Met dat gesprek ontstond het idee bij Uittenhout voor een boek over de slavenhandel naar Suriname en Curaçao. Om over dit onderwerp een roman te kunnen schrijven, moet natuurlijk eerst veel onderzoek gedaan worden. “Ik ben enorm veel gaan lezen over deze periode in de geschiedenis, samen met mijn Surinaamse vriendin. Daarnaast ben ik ook naar Suriname geweest om over deze periode te leren vanuit hun perspectief. Vanuit de enorme stapel informatie die we hieruit verzameld hebben, is langzaam het boek ontstaan.”
Zwarte bladzijde
Uittenhout vindt het belangrijk dat er aandacht wordt besteed aan de rol van Nederland in de slavenhandel. In zowel Nederland als Suriname en Curaçao wordt volgens Uittenhout te weinig aandacht besteed aan het onderwerp. “Op school wordt er bijna geen les over gegeven en als er les over wordt gegeven krijgt het de naam ‘Gouden Eeuw’ terwijl ‘Zwarte Bladzijde’ een betere omschrijving zou zijn. Het gebrek aan les over slavernij is in Suriname en op Curaçao ook een probleem. Daar gebruiken ze namelijk dezelfde geschiedenisboeken als wij. Ze leren meer over Rembrandt dan over de slavenopstand op Curaçao.”
Keti Koti
Vrijdag 1 juli was het Keti Koti. Deze feestdag is bedoeld om de afschaffing van de slavernij te herdenken. Deze feestdag biedt volgens Uittenhout een goede kans om als land meer aandacht te besteden aan het onderwerp slavernij. “Het is helaas een feestdag die in Nederland te weinig wordt gevierd. In (ei)landen als Suriname en Curaçao is het al een gevestigde, landelijke feestdag.” Aldus Uittenhout. “In Amsterdam wordt het jaarlijks al groots gevierd. Ik ben van mening dat daar niet alleen Surinamers op af moeten komen, maar ook meer Nederlanders.”
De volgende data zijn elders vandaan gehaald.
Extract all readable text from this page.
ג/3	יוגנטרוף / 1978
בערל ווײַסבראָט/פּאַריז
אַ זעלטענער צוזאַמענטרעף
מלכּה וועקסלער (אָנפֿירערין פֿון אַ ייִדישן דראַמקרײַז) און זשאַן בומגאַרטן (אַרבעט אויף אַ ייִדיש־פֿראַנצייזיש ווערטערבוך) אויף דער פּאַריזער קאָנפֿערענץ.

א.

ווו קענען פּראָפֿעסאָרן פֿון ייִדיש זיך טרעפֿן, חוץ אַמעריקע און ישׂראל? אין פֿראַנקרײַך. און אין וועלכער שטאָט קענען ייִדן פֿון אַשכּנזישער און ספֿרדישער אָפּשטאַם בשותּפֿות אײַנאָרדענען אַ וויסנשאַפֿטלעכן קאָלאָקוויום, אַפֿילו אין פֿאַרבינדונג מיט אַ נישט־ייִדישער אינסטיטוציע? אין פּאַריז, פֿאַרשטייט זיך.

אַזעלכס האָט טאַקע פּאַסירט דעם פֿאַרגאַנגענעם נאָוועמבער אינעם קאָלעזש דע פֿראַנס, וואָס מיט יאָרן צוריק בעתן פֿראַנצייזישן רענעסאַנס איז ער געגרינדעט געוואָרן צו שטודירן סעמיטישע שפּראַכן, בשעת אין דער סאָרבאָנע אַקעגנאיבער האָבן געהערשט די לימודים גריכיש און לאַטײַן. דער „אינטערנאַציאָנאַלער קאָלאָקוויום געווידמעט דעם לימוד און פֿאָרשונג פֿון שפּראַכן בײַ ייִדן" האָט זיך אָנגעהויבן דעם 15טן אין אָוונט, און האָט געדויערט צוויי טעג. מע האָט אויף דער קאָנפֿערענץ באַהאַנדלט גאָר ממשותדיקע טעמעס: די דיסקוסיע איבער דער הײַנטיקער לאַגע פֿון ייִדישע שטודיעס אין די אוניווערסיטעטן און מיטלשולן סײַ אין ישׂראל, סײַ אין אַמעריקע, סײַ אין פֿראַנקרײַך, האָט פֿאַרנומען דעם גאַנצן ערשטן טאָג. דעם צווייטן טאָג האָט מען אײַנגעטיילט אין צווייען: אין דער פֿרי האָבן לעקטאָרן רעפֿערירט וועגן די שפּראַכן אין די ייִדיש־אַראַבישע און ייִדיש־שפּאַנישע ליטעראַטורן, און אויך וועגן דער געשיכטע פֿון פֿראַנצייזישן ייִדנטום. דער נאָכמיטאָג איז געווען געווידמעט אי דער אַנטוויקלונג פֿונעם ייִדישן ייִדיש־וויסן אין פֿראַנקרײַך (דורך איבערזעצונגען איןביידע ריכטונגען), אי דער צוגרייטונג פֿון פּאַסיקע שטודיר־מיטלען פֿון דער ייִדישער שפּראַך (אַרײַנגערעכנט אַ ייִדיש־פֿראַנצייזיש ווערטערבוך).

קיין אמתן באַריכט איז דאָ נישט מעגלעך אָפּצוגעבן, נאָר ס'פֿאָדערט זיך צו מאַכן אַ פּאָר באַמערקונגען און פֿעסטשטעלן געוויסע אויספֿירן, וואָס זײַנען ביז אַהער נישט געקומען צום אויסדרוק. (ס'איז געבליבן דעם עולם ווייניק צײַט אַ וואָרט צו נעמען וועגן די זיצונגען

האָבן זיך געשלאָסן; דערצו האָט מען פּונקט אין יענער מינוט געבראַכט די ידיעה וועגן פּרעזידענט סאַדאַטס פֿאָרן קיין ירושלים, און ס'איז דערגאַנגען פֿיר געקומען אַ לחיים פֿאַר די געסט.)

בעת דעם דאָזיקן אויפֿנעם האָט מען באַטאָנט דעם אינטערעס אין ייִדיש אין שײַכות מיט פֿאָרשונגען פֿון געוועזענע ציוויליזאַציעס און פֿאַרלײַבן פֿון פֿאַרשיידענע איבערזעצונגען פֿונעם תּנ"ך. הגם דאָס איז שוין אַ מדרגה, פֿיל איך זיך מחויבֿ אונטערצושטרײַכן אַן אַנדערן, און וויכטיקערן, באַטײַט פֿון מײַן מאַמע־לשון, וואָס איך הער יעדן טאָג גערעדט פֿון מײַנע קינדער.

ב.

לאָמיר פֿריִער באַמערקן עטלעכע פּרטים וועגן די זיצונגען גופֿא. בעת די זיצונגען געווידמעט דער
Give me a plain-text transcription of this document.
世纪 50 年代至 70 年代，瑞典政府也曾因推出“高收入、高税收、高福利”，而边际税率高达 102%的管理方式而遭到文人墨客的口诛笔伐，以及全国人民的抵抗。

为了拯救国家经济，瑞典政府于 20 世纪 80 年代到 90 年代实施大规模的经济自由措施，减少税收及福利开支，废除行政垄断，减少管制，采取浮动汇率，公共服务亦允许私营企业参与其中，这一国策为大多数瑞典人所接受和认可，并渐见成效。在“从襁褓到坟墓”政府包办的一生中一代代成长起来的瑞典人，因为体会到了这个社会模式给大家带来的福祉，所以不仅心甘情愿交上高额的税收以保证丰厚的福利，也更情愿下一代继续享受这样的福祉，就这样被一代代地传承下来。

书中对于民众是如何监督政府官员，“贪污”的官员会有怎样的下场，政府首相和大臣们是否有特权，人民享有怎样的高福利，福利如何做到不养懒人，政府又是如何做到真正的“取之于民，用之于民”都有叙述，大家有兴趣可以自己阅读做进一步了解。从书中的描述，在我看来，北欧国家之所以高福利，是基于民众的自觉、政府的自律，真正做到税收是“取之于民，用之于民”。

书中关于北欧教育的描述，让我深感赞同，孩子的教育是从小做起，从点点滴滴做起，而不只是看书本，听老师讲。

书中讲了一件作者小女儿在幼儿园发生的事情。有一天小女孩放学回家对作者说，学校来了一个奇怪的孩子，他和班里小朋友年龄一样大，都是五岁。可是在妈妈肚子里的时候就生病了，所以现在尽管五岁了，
“Ik zie dan ook meer dan genoeg reden om van Keti Koti een landelijke feestdag te maken in Nederland. Niet om ons geweten te sussen, maar juist om ons eraan te herinneren wat er op deze zwarte bladzijde in de Nederlandse geschiedenis is gebeurd. Het kan niet zo zijn dat we alleen gebeurtenissen herdenken waar we trots op zijn. Ook de dingen waar we met schaamte op terugkijken, moeten herinnerd worden.”